Der Mörder ist immer der Fromme

Anmerkungen zum „Tatort“ und zum Streit Merkel contra Benedikt

Vermutlich haben es die wenigsten gemerkt: Es läuft zur Zeit in Deutschland eine gleichzeitige Kampagne gegen den Islam UND gegen die katholische Kirche. Die Gleichzeitigkeit fällt nur wenigen auf, weil denjenigen, die sich wegen der Intoleranz gegenüber den Moslems sorgen, die katholische Kirche bestenfalls egal ist – und umgekehrt.

Zuerst zum Tatort. Guter Krimi. Aber die Botschaft! Nichts als bösartiger Rassismus gegenüber den Moslems hierzulande. Gezeigt wird eine top-integrierte türkische Familie: Alle sprechen super deutsch, haben – im Unterschied zu den Kommissaren – gute Manieren und sind offensichtlich erfolgreiche und keineswegs mafiöse Geschäftsleute. Aber das alles nützt nichts, denn sie haben immer noch einen Makel: Sie wollen nicht von ihrem Glauben und ihren Traditionen lassen.

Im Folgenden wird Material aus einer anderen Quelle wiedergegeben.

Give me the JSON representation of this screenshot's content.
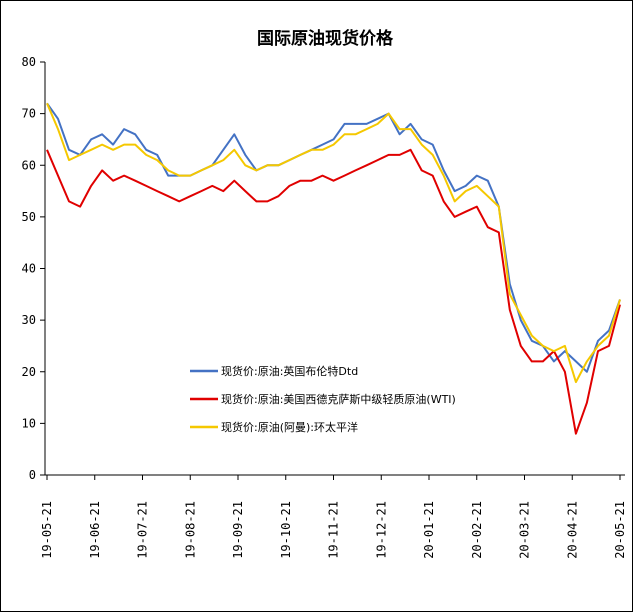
{
  "chart_data": {
    "type": "line",
    "title": "国际原油现货价格",
    "xlabel": "",
    "ylabel": "",
    "ylim": [
      0,
      80
    ],
    "yticks": [
      0,
      10,
      20,
      30,
      40,
      50,
      60,
      70,
      80
    ],
    "grid": false,
    "legend_position": "lower-left-center",
    "xtick_labels": [
      "19-05-21",
      "19-06-21",
      "19-07-21",
      "19-08-21",
      "19-09-21",
      "19-10-21",
      "19-11-21",
      "19-12-21",
      "20-01-21",
      "20-02-21",
      "20-03-21",
      "20-04-21",
      "20-05-21"
    ],
    "x": [
      "19-05-21",
      "19-05-28",
      "19-06-04",
      "19-06-11",
      "19-06-18",
      "19-06-25",
      "19-07-02",
      "19-07-09",
      "19-07-16",
      "19-07-23",
      "19-07-30",
      "19-08-06",
      "19-08-13",
      "19-08-20",
      "19-08-27",
      "19-09-03",
      "19-09-10",
      "19-09-16",
      "19-09-24",
      "19-10-01",
      "19-10-08",
      "19-10-15",
      "19-10-22",
      "19-10-29",
      "19-11-05",
      "19-11-12",
      "19-11-19",
      "19-11-26",
      "19-12-03",
      "19-12-10",
      "19-12-17",
      "19-12-24",
      "19-12-31",
      "20-01-07",
      "20-01-14",
      "20-01-21",
      "20-01-28",
      "20-02-04",
      "20-02-11",
      "20-02-18",
      "20-02-25",
      "20-03-03",
      "20-03-10",
      "20-03-17",
      "20-03-24",
      "20-03-31",
      "20-04-07",
      "20-04-14",
      "20-04-21",
      "20-04-28",
      "20-05-05",
      "20-05-12",
      "20-05-21"
    ],
    "series": [
      {
        "name": "现货价:原油:英国布伦特Dtd",
        "color": "#4472C4",
        "values": [
          72,
          69,
          63,
          62,
          65,
          66,
          64,
          67,
          66,
          63,
          62,
          58,
          58,
          58,
          59,
          60,
          63,
          66,
          62,
          59,
          60,
          60,
          61,
          62,
          63,
          64,
          65,
          68,
          68,
          68,
          69,
          70,
          66,
          68,
          65,
          64,
          59,
          55,
          56,
          58,
          57,
          52,
          37,
          30,
          26,
          25,
          22,
          24,
          22,
          20,
          26,
          28,
          34
        ]
      },
      {
        "name": "现货价:原油:美国西德克萨斯中级轻质原油(WTI)",
        "color": "#E00000",
        "values": [
          63,
          58,
          53,
          52,
          56,
          59,
          57,
          58,
          57,
          56,
          55,
          54,
          53,
          54,
          55,
          56,
          55,
          57,
          55,
          53,
          53,
          54,
          56,
          57,
          57,
          58,
          57,
          58,
          59,
          60,
          61,
          62,
          62,
          63,
          59,
          58,
          53,
          50,
          51,
          52,
          48,
          47,
          32,
          25,
          22,
          22,
          24,
          20,
          8,
          14,
          24,
          25,
          33
        ]
      },
      {
        "name": "现货价:原油(阿曼):环太平洋",
        "color": "#F5C800",
        "values": [
          72,
          67,
          61,
          62,
          63,
          64,
          63,
          64,
          64,
          62,
          61,
          59,
          58,
          58,
          59,
          60,
          61,
          63,
          60,
          59,
          60,
          60,
          61,
          62,
          63,
          63,
          64,
          66,
          66,
          67,
          68,
          70,
          67,
          67,
          64,
          62,
          58,
          53,
          55,
          56,
          54,
          52,
          35,
          31,
          27,
          25,
          24,
          25,
          18,
          22,
          25,
          27,
          34
        ]
      }
    ]
  }
}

Alle Gemeinheiten und Verbrechen in diesem Film sind ein Resultat der Frömmigkeit, die sich die Familie bewahrt hat. Der Film dehnt den Fundamentalismus-Verdacht, der ohnedies hierzulande spätestens seit 9/11 immer stärker wird, aus: Eine Gefahr „für uns“ sind nicht nur rauschebärtige Hassprediger, sondern der durchaus westlich-weltliche Türke von nebenan. „Je angepasster einer erscheint, umso größer, weil unsichtbarer ist die Gefahr. Je weniger man eine terroristische Struktur unter den Moslems hier nachweisen kann, umso verdächtiger sind irgendwie alle. Das ist die Feinderklärung an eine inländische religiöse Minderheit, wie man sie seit den dreißiger Jahren nicht mehr gegeben hat“, schrieb ich dazu in meinem Buch „Terrorziel Europa. Das gefährliche Doppelspiel der Geheimdienste“.

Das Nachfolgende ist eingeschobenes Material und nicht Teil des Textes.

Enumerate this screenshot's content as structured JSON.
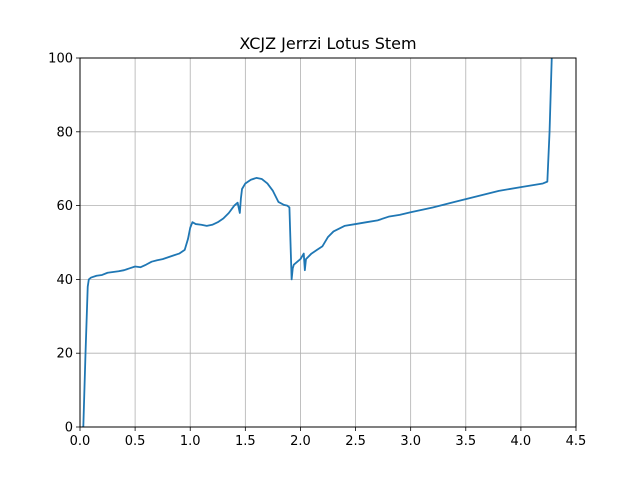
{
  "chart_data": {
    "type": "line",
    "title": "XCJZ Jerrzi Lotus Stem",
    "xlabel": "",
    "ylabel": "",
    "xlim": [
      0,
      4.5
    ],
    "ylim": [
      0,
      100
    ],
    "xticks": [
      "0.0",
      "0.5",
      "1.0",
      "1.5",
      "2.0",
      "2.5",
      "3.0",
      "3.5",
      "4.0",
      "4.5"
    ],
    "yticks": [
      "0",
      "20",
      "40",
      "60",
      "80",
      "100"
    ],
    "grid": true,
    "line_color": "#1f77b4",
    "series": [
      {
        "x": [
          0.02,
          0.03,
          0.05,
          0.07,
          0.08,
          0.1,
          0.15,
          0.2,
          0.25,
          0.3,
          0.35,
          0.4,
          0.45,
          0.5,
          0.55,
          0.6,
          0.65,
          0.7,
          0.75,
          0.8,
          0.85,
          0.9,
          0.95,
          0.98,
          1.0,
          1.02,
          1.05,
          1.1,
          1.15,
          1.2,
          1.25,
          1.3,
          1.35,
          1.4,
          1.43,
          1.45,
          1.46,
          1.47,
          1.5,
          1.55,
          1.6,
          1.65,
          1.7,
          1.75,
          1.8,
          1.85,
          1.88,
          1.9,
          1.92,
          1.93,
          1.94,
          1.96,
          2.0,
          2.03,
          2.04,
          2.05,
          2.1,
          2.15,
          2.2,
          2.25,
          2.3,
          2.4,
          2.5,
          2.6,
          2.7,
          2.8,
          2.9,
          3.0,
          3.2,
          3.4,
          3.6,
          3.8,
          4.0,
          4.2,
          4.24,
          4.26,
          4.28
        ],
        "y": [
          0,
          0,
          20,
          38,
          40,
          40.5,
          41,
          41.2,
          41.8,
          42,
          42.2,
          42.5,
          43,
          43.5,
          43.3,
          44,
          44.8,
          45.2,
          45.5,
          46,
          46.5,
          47,
          48,
          51,
          54,
          55.5,
          55,
          54.8,
          54.5,
          54.8,
          55.5,
          56.5,
          58,
          60,
          60.8,
          58,
          62,
          64.5,
          66,
          67,
          67.5,
          67.2,
          66,
          64,
          61,
          60.2,
          60,
          59.5,
          40,
          43,
          44,
          44.5,
          45.5,
          47,
          42.5,
          45.5,
          47,
          48,
          49,
          51.5,
          53,
          54.5,
          55,
          55.5,
          56,
          57,
          57.5,
          58.2,
          59.5,
          61,
          62.5,
          64,
          65,
          66,
          66.5,
          80,
          100
        ]
      }
    ]
  }
}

Diese Moslemfeindlichkeit ist schon länger zu beobachten, wenn sie auch in letzter Zeit im Tatort gehäuft auftritt (vor vier Wochen, der Tatort aus Tirol, da ging’s auch um Ehrenmorde). Aber was total NEU ist: die Hetze gegen die katholische Kirche. Aus dem Kanzleramt tönt’s kulturkämpferisch gen Rom – das gab es seit Bismarck nicht mehr. Dabei geht es nicht um Holocaust-Leugnung, von der sich der Papst – Gott sei Dank! – unzweideutig distanziert hat, dazu braucht er keine Ratschläge von Angie. Was in der medialen Darstellung meist völlig falsch dargestellt wird: Benedikt hat ja nicht die politischen Absichten dieses Williamson rehabilitiert und ihm auch kein kirchliches Amt zurückgegeben. Er hat lediglich ihn und die Seinen wieder als einfache Mitglieder in der Kirche akzeptiert. Die Kirche aber ist per definitionem eine Gemeinschaft von Sündern – dort hat der Lügner und der Ehebrecher ebenso seinen Platz wie der Mörder und eben auch der Holocaust-Leugner. Würde die Kirche nur diejenigen zulassen, die Heilige sind, wäre sie keine Volkskirche mehr, sondern nur noch eine Sekte.

Sowohl die katholische Kirche wie der Islam werden in der gegenwärtigen Kampagne als archaisch, mittelalterlich und intolerant dargestellt – als tödliche Gefahr für Minderheiten (vgl. die Lesbe im Film, Juden in der Papst-Debatte). Zwischen Frömmigkeit, Fundamentalismus und Terrorismus wird ein Gleichheitszeichen gesetzt. Der Mörder ist immer der Fromme …

Fazit: Anders als im Mittelalter läuft heute offensichtlich nicht mehr der rabiateste Kampf zwischen den verschiedenen Religionen. Vielmehr wollen die Anhänger des totalen Marktes und des globalen Imperiums, die allein dem Geld-Götzen huldigen, alle unter Generalverdacht stellen, die noch an einen Gott glauben – egal an welchen.

Als zivilisiert und freundlich werden dagegen die Tatort-Kommissare hingestellt: Meistens ledig oder geschieden, ohne familiäre Verantwortung und erkennbare Werte, swinging Singles mit lockerem Revolver und losem Mundwerk. Frau Merkel, die ihren Mann versteckt und ihre DDR-Biographie ausgelöscht hat, gehört auch zu diesen Cyborgs der Schönen Neuen Welt.